- The California Public Utilities Commission told Pacific Gas and Electric (PG&E) to preserve any evidence that connects the utility to the wildfires devastating Sonoma and Napa Counties, according to media reports.
- According to FireHouse News, the utility acknowledges that a wind storm last weekend knocked down power lines but says it is too soon to tell if those played a role in sparking the fire.
- However, officials from the state's Department of Forestry and Fire Protection (Cal Fire) told the news outlet they are investigating the utility's power equipment as a possible cause.
Media reports highlighted concerns over PG&E's possible role in the wildfires that killed roughly 40 people last week and left more than 200,000 customers without power.
Mercury News reported last week that a review of emergency radio traffic by the Bay Area News Group noted Sonoma County dispatchers sent fire crews to 10 locations in a 90-minute timeframe to respond to reports of sparks from wires and other issues with PG&E's power equipment.
Firehouse News reports the CPUC sent a letter to PG&E reminding them to preserve all evidence that could link the utility to the fires. This isn't the first time the utility faced an inquiry over its role in a wildfire; In April, the CPUC fined PG&E $8.3 million for failing to properly maintain a power line deemed responsible for sparking the 2015 Butte Fire.
The possible investigation is impacting PG&E's stock performance as well.

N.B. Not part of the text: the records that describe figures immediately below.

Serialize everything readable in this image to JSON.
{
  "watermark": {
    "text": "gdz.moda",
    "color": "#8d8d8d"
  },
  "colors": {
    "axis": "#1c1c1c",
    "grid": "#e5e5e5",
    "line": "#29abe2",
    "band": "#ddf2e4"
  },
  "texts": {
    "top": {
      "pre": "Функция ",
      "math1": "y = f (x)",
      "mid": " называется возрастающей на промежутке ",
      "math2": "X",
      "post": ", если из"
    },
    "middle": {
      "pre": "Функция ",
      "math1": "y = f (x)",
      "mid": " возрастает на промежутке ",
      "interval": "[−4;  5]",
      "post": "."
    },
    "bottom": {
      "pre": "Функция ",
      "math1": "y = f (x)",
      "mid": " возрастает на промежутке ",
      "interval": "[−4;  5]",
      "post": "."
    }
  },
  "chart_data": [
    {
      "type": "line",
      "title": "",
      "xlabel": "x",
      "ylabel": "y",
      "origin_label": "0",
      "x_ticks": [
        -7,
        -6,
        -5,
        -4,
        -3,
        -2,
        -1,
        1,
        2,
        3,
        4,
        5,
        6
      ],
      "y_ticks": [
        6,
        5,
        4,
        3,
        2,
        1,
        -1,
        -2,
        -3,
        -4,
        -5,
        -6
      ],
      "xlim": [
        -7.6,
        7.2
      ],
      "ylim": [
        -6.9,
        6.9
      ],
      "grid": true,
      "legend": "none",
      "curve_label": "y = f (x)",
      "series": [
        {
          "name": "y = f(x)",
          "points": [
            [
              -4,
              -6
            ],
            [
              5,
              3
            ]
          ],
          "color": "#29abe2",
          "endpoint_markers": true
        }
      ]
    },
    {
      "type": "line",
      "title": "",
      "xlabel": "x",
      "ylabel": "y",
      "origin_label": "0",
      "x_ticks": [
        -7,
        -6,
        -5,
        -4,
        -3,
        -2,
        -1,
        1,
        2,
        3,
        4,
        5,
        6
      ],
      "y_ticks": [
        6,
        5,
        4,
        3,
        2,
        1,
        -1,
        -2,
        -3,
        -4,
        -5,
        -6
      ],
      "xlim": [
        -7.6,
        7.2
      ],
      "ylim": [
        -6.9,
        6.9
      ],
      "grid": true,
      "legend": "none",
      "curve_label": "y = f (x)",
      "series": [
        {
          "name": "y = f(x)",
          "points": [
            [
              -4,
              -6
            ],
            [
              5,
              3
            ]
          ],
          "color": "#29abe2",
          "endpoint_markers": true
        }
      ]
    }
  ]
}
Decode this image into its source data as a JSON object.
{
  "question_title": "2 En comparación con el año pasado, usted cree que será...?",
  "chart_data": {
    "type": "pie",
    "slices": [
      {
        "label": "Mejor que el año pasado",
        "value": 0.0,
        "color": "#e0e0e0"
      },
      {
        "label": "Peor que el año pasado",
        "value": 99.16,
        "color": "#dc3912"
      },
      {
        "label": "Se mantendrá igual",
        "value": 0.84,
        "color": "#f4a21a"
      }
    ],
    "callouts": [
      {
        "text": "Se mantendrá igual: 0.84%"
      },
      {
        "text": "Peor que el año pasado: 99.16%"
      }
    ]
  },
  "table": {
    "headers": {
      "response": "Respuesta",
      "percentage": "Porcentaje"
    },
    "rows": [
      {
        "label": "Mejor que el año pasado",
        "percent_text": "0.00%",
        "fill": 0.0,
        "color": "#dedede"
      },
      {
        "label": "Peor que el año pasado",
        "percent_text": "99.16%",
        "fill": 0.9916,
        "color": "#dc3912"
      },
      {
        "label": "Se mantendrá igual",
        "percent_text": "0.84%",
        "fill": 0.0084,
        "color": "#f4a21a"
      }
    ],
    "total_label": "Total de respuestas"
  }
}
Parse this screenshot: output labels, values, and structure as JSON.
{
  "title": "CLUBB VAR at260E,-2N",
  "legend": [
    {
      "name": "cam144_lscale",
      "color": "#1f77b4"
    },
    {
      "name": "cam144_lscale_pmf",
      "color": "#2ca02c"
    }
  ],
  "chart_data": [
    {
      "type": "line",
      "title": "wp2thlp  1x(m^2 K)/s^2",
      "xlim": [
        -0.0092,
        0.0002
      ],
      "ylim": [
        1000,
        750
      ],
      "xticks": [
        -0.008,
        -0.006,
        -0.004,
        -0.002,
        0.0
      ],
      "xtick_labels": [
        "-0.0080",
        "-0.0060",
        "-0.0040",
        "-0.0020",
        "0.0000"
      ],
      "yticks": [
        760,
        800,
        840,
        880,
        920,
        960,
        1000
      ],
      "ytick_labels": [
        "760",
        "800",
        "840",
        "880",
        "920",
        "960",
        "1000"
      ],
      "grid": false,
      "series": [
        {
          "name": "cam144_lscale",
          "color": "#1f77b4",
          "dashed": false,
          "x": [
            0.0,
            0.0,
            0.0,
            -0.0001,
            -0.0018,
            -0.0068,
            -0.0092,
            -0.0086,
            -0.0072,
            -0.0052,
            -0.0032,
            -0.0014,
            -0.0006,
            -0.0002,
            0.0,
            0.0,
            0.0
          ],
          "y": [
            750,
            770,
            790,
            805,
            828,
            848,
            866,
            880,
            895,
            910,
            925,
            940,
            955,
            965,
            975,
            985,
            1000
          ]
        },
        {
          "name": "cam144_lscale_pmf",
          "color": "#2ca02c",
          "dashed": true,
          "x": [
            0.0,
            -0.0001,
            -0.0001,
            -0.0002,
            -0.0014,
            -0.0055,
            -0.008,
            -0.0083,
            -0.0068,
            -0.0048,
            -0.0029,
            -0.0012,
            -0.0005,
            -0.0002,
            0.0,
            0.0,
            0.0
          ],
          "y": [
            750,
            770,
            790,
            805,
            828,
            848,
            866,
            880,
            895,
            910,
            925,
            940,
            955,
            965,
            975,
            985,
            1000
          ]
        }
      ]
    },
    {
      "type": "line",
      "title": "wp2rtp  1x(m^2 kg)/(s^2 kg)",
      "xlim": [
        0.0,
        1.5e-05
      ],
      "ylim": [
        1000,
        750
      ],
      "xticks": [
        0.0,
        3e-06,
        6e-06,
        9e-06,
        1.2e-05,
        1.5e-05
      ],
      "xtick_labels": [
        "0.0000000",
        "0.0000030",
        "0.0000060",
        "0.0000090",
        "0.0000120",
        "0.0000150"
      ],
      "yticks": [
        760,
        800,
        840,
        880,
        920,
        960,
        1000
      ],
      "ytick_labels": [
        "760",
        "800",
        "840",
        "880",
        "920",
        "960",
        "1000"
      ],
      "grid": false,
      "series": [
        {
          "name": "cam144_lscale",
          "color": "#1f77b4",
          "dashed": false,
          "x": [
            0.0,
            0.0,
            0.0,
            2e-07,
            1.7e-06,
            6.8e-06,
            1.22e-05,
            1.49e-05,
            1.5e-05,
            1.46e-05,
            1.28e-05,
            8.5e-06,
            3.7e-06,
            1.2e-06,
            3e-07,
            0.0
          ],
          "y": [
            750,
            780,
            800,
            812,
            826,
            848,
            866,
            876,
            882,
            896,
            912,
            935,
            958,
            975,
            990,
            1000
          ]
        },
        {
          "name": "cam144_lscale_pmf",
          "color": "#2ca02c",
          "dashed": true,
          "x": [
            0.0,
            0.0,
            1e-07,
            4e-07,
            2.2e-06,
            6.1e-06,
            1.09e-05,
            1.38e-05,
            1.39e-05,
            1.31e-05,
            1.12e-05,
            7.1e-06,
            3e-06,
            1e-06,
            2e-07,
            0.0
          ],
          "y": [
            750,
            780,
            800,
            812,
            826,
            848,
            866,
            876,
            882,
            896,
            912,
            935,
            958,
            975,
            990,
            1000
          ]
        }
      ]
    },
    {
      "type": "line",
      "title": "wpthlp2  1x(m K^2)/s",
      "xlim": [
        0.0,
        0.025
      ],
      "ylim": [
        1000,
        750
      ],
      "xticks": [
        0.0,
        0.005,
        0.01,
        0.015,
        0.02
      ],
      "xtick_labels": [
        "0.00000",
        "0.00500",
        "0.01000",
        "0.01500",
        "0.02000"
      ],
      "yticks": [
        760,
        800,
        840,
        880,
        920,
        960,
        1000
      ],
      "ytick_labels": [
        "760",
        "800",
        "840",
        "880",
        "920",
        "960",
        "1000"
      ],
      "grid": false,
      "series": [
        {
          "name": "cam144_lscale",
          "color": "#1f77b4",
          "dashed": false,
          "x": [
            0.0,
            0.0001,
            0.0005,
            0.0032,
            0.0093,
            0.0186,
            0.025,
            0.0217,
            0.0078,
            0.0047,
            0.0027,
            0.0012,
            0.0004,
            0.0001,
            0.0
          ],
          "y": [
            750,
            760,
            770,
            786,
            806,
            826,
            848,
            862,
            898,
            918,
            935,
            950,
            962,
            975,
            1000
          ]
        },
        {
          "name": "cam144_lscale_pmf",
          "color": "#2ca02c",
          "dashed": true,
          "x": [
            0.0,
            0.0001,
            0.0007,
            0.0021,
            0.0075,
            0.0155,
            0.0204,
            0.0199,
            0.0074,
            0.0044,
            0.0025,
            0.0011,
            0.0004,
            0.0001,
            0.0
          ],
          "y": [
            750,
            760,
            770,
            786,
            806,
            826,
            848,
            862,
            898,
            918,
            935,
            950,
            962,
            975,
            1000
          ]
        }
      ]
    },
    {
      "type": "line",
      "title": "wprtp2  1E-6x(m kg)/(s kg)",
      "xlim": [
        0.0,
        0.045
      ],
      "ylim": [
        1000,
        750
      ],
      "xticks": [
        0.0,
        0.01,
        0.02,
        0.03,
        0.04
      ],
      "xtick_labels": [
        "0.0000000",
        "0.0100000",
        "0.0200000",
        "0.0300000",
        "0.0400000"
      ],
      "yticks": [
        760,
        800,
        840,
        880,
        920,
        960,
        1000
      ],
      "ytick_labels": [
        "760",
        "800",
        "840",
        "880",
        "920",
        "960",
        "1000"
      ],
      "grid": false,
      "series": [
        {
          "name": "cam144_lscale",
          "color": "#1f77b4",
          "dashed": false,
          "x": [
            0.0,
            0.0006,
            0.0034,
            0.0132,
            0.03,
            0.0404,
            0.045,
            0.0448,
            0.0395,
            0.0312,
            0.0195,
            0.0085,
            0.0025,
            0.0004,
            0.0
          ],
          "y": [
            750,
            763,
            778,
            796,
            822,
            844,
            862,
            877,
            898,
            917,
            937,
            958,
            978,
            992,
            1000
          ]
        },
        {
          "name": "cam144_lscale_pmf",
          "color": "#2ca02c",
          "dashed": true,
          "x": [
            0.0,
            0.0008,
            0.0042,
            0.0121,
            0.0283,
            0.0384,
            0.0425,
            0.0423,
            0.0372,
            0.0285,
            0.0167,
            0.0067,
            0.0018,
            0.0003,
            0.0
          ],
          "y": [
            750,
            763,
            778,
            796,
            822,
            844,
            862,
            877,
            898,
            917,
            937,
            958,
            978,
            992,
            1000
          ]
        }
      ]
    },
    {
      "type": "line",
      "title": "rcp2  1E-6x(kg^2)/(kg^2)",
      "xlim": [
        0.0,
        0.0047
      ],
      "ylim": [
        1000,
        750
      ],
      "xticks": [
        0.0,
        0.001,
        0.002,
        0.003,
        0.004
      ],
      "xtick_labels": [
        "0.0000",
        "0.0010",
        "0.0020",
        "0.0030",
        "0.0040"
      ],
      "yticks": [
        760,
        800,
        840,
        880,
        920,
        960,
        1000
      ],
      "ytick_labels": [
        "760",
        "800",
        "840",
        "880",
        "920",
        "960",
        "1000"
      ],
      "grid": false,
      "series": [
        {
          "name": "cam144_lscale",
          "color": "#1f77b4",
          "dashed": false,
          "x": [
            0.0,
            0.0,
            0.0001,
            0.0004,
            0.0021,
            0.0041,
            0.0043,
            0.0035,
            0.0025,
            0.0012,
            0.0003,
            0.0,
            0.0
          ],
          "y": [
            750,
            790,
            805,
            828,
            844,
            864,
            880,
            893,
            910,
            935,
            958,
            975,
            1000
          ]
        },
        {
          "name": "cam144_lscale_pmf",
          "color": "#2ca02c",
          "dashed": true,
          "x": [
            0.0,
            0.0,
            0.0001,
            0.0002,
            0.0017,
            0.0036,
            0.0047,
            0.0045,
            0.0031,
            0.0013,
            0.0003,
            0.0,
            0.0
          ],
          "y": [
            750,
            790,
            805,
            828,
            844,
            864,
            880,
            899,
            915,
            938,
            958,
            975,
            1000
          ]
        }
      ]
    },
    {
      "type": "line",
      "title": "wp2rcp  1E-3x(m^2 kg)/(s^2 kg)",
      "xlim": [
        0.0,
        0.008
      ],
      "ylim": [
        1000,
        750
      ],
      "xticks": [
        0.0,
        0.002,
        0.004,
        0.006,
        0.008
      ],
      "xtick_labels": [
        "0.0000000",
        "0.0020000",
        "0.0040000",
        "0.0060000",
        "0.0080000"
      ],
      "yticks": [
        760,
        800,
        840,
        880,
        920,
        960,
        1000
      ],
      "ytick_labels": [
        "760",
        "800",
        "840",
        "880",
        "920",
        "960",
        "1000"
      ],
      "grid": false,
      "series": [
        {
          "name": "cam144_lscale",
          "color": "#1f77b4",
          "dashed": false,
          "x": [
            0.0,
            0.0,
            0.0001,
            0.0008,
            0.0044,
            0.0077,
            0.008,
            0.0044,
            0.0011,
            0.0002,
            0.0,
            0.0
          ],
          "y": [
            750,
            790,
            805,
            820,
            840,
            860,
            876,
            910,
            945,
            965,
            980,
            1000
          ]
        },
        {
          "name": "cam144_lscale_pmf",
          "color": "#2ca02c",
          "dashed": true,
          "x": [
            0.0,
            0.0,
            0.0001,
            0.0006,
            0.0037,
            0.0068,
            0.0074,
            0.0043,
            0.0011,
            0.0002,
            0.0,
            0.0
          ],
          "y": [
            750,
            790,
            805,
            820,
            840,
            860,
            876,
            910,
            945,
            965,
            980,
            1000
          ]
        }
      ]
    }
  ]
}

Shares of PG&E Corp., the parent company of Pacific Gas & Electric, plunged last week as investors learned Cal Fire is looking into the possibility that downed power lines played a part in sparking a deadly firestorm in the North Bay area. Bloomberg reported it was the stock's worst week in nine years, losing 16% on the week and 11% on Friday alone.
The utility has $800 million in in insurance, but according to Bloomberg, the utility company has indicated that it could be "materially affected" if it is found liable and the damages exceed that amount. By some estimates, the fires' damage has exceeded $8 billion.
The decline in stock price eliminated about $6 billion in value. On Wednesday the stock was trading above $69/share but by the end of the week, PG&E closed at $57.72.